Quantum‐chemical‐aided design of copolymers with tailored bandgaps and effective masses: The role of composition

Abstract

Extending a key observation made by Meyers et al. (Meyers et al., J Chem Phys, 1992, 97, 2750), a strategy for the systematic design of conducting polymers with tailor‐made bandgaps and carrier effective masses is described and quantum‐chemically implemented. Such strategy relies on the construction of alternating binary copolymers from well‐characterized parent polymers, in such a manner that those electronic parameters can be phenomenologically predicted from the composition of the copolymer. Illustrative calculations for three types of alternating copolymers built from five parent π‐conjugated polymers demonstrate the plausibility of the methodology and the internal consistency of its computational implementation.
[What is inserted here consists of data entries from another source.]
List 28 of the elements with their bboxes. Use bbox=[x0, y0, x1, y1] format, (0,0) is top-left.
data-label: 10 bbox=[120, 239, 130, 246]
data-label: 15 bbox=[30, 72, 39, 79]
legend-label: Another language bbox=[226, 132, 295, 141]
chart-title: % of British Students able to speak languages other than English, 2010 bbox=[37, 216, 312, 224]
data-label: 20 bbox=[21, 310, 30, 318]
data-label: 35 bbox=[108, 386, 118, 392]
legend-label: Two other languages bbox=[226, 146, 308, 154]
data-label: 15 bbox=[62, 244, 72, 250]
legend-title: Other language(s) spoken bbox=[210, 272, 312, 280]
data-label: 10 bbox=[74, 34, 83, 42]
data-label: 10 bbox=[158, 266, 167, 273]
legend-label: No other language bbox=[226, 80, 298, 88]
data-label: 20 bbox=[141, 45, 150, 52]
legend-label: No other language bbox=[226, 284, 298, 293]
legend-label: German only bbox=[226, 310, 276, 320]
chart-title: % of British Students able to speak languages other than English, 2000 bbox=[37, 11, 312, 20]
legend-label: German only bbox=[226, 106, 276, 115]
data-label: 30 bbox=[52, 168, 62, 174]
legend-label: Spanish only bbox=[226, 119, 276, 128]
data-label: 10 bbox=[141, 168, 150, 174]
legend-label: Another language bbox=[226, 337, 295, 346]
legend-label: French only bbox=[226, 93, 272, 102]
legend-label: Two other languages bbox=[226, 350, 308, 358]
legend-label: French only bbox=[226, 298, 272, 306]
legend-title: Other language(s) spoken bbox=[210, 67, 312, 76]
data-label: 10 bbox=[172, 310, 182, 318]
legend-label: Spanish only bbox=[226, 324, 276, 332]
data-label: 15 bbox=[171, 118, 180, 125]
Specifically, it is shown that the bandgaps of copolymers built from parent monomers with similar chemical structures exhibit nearly linear behaviors as functions of composition, whereas the bandgaps of copolymers with dissimilar parent monomers exhibit nearly monotonic deviations from linearity. On the other hand, the electron and hole effective masses of copolymers with similar parent monomers do not show a significant dependence on composition, whereas for copolymers with dissimilar parent monomers these quantities also display nearly monotonic deviations from linearity. A qualitative rationalization of these trends in terms of the strengths of the inter‐parent–monomer interactions, which bears an intriguing resemblance to the behavior of the vapor pressure of binary solutions, is provided.